Le service public de l’insertion et de l’emploi "peut avoir du sens", à condition d’être décentralisé
"Le service public de l’insertion peut avoir du sens, mais en faisant confiance aux territoires pour le conduire", a déclaré Frédéric Bierry. Le président de la commission "Solidarité et affaires sociales" de l’Assemblée des départements de France réclame une décentralisation accrue pour améliorer l’impact des politiques d’insertion.
La crise met à rude épreuve les politiques d’insertion des départements. Confrontés à une hausse du nombre d’allocataires du RSA, ces collectivités sont d’autant plus attendues sur le sujet dans le contexte de la mise en place du service public de l’insertion et de l’emploi (Spie). Ce projet, annoncé par le président de la République en 2018, vise en effet à accélérer et à améliorer l’accompagnement vers l’emploi des personnes les plus en difficulté, grâce, notamment à une meilleure coordination des acteurs de terrain (Pôle emploi, départements, CAF…) sur le terrain.
Actuellement expérimenté dans 45 territoires - principalement des départements qui obtiennent des financements en ingénierie -, le "service public de l’insertion" devrait en concerner 80 d’ici la fin de l’année (voir notre article du 21 avril 2021). Le président de la commission "Solidarité et Affaires sociales" de l’ADF, Frédéric Bierry, reste encore prudent quant à l’impact de cette nouvelle politique. "Le service public de l’insertion peut avoir du sens, mais en faisant confiance aux territoires pour le conduire et là, les départements ont un rôle majeur à jouer", a-t-il déclaré mardi 18 mai, interrogé par l’Association des journalistes de l’information sociale (Ajis).
Selon lui, c’est à l’échelle des "bassins de vie" que se dessine "la réponse adaptée à chaque personne". Il faut mettre "autour de la table les CCAS (centres communaux d’action sociale), les CIAS (centres intercommunaux d’action sociale), le monde économique", mais aussi les agences de Pôle emploi, qui "ont les troupes sur le terrain", les structures d’insertion par l’activité économique… et l’élu de citer le modèle des démarches telles que Territoires zéro chômeur de longue durée.
Une décentralisation insuffisante
Le problème est selon lui que les politiques d’insertion se heurtent à une décentralisation qui n’est pas "pas aboutie". "Aujourd’hui les départements n’ont pas le droit de communiquer aux maires la liste des bénéficiaires du RSA. On marche sur la tête", a illustré Frédéric Bierry. Or les maires ou les adjoints - dans les petites communes notamment - connaissent bien les problématiques de leurs administrés : ils sont donc en capacité d’"affiner" l’accompagnement pour plus d’efficacité.

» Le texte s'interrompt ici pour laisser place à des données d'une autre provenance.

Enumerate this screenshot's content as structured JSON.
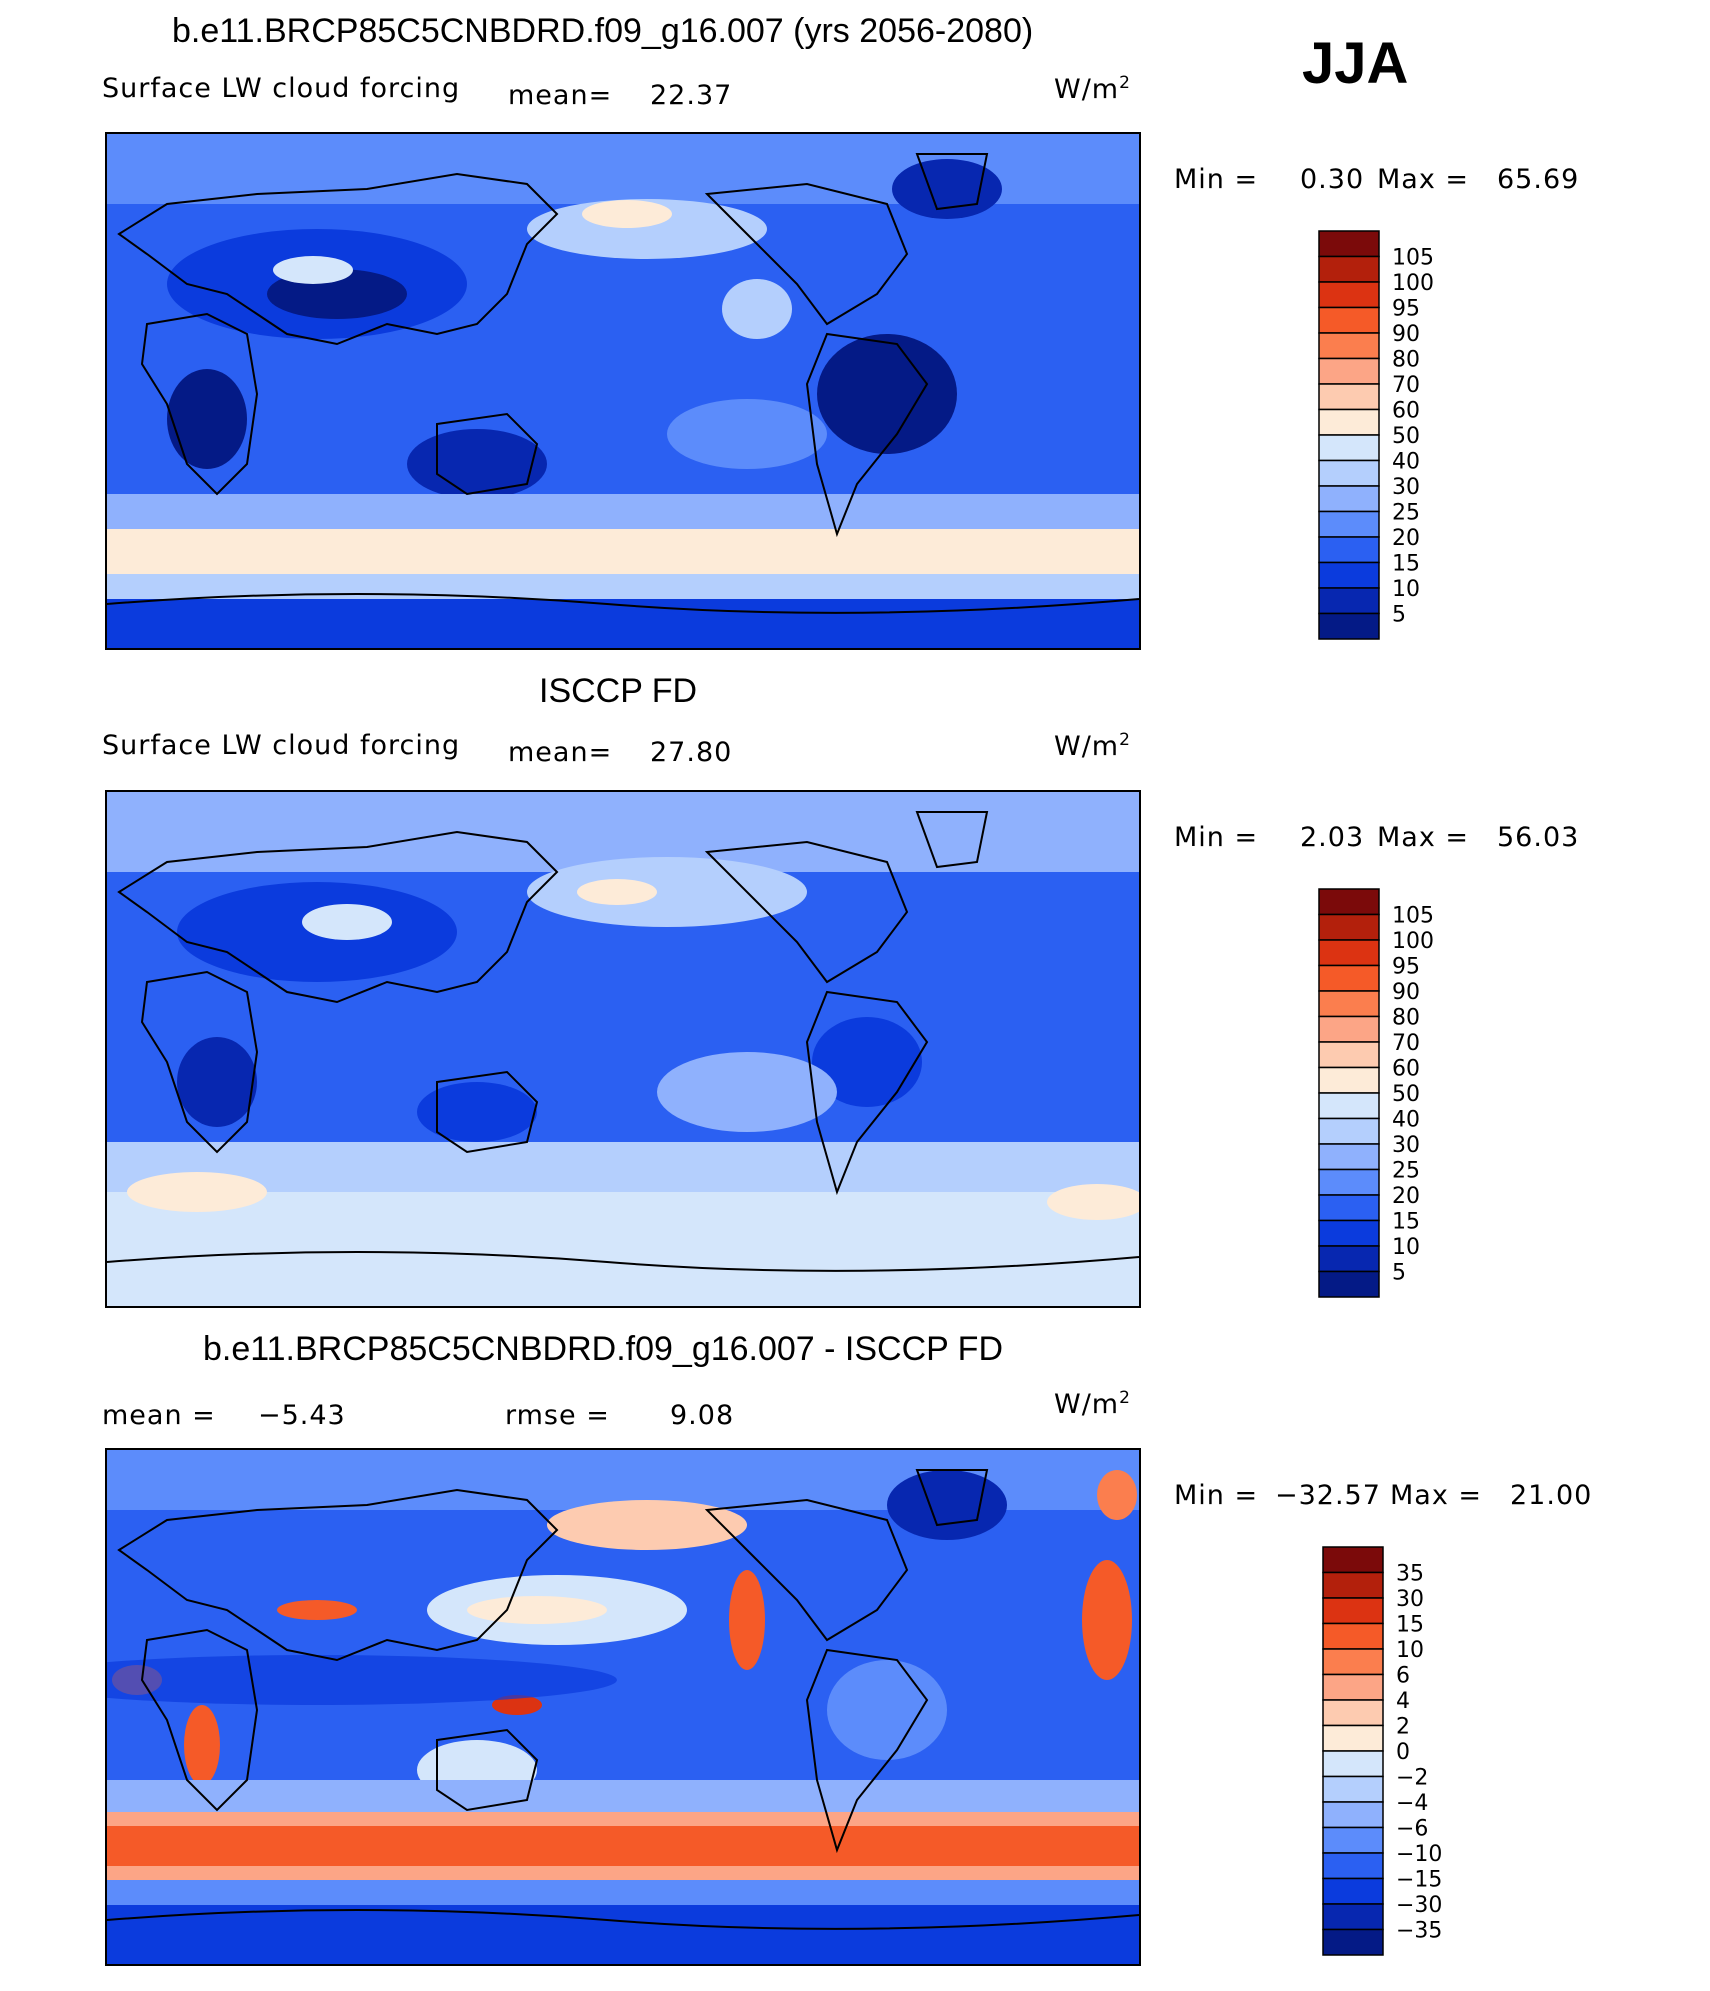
{
  "season": "JJA",
  "units": "W/m",
  "units_exp": "2",
  "chart_data": [
    {
      "type": "heatmap",
      "title": "b.e11.BRCP85C5CNBDRD.f09_g16.007 (yrs 2056-2080)",
      "variable": "Surface LW cloud forcing",
      "mean_label": "mean=",
      "mean": "22.37",
      "min_label": "Min =",
      "min": "0.30",
      "max_label": "Max =",
      "max": "65.69",
      "levels": [
        "105",
        "100",
        "95",
        "90",
        "80",
        "70",
        "60",
        "50",
        "40",
        "30",
        "25",
        "20",
        "15",
        "10",
        "5"
      ],
      "colors": [
        "#7b0a0a",
        "#b3200c",
        "#dc3312",
        "#f55a28",
        "#fb7e4e",
        "#fca586",
        "#fdcbb0",
        "#fdebd8",
        "#d4e6fb",
        "#b4cffd",
        "#8fb1fd",
        "#5c8cfb",
        "#2b60f2",
        "#0b3bdd",
        "#0727b0",
        "#041a86"
      ]
    },
    {
      "type": "heatmap",
      "title": "ISCCP FD",
      "variable": "Surface LW cloud forcing",
      "mean_label": "mean=",
      "mean": "27.80",
      "min_label": "Min =",
      "min": "2.03",
      "max_label": "Max =",
      "max": "56.03",
      "levels": [
        "105",
        "100",
        "95",
        "90",
        "80",
        "70",
        "60",
        "50",
        "40",
        "30",
        "25",
        "20",
        "15",
        "10",
        "5"
      ],
      "colors": [
        "#7b0a0a",
        "#b3200c",
        "#dc3312",
        "#f55a28",
        "#fb7e4e",
        "#fca586",
        "#fdcbb0",
        "#fdebd8",
        "#d4e6fb",
        "#b4cffd",
        "#8fb1fd",
        "#5c8cfb",
        "#2b60f2",
        "#0b3bdd",
        "#0727b0",
        "#041a86"
      ]
    },
    {
      "type": "heatmap",
      "title": "b.e11.BRCP85C5CNBDRD.f09_g16.007 - ISCCP FD",
      "mean_label": "mean =",
      "mean": "−5.43",
      "rmse_label": "rmse =",
      "rmse": "9.08",
      "min_label": "Min =",
      "min": "−32.57",
      "max_label": "Max =",
      "max": "21.00",
      "levels": [
        "35",
        "30",
        "15",
        "10",
        "6",
        "4",
        "2",
        "0",
        "−2",
        "−4",
        "−6",
        "−10",
        "−15",
        "−30",
        "−35"
      ],
      "colors": [
        "#7b0a0a",
        "#b3200c",
        "#dc3312",
        "#f55a28",
        "#fb7e4e",
        "#fca586",
        "#fdcbb0",
        "#fdebd8",
        "#d4e6fb",
        "#b4cffd",
        "#8fb1fd",
        "#5c8cfb",
        "#2b60f2",
        "#0b3bdd",
        "#0727b0",
        "#041a86"
      ]
    }
  ]
}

La décentralisation manque également dans les règles d’attribution du RSA, selon Frédéric Bierry, qui regrette que des emplois non pourvus soient refusés par ces derniers. "On est très limités dans les exigences qu’on peut avoir vis-à-vis des personnes (…) ce serait à chaque département de le gérer en proximité, en simplicité et sortir de toutes les lourdeurs administratives."
Dans la même logique, Frédéric Bierry regrette que les départements n’aient plus le levier des aides économiques pour stimuler l’emploi local. "On est dans une forme de rigidité et de segmentation de l’action publique qui est néfaste", explique-t-il.
Service public de l’insertion : risque d’une "usine à gaz"
Hormis l’expérimentation de la prise en charge du financement et de l’attribution du RSA par l’État à laquelle plusieurs départements se sont déclarés intéressés, la question des compétences autour de l’insertion n’est pas évoquée dans le dossier de presse présentant le projet de loi 4D, dévoilé le 12 mai en conseil des ministres. Du côté de l’État, la priorité autour du service public de l’emploi et de l’insertion se trouve ailleurs : "J’ai le sentiment qu’on évolue plutôt vers une mise en réseau des acteurs plutôt qu’une clarification d’un chef de file identifié en termes institutionnels", a déclaré la directrice générale de la cohésion sociale Virginie Lasserre, devant l’Ajis.
La représentante de l’administration met aussi en avant l’appui de l’État prévu en matière de services numériques pour faciliter le travail des acteurs de l’insertion. L’équipe "data.insertion" de la DGEFP (délégation générale à l'emploi et à la formation professionnelle) travaille ainsi sur l’automatisation de la transmission d’informations entre Pôle emploi, les caisses d’allocations familiales et les départements, comme dans le Var. "C’est là où l’État peut nous aider. Aujourd’hui (…) il n’y a pas de fluidité de l’information entre Pôle emploi, la CAF (caisse d’allocations familiales) et nos systèmes d’informations", convient Frédéric Bierry. "Mais s’il faut refaire un système d’information nouveau (…) je reste prudent. L’idée est bonne (…) mais attention à ne pas faire une usine à gaz."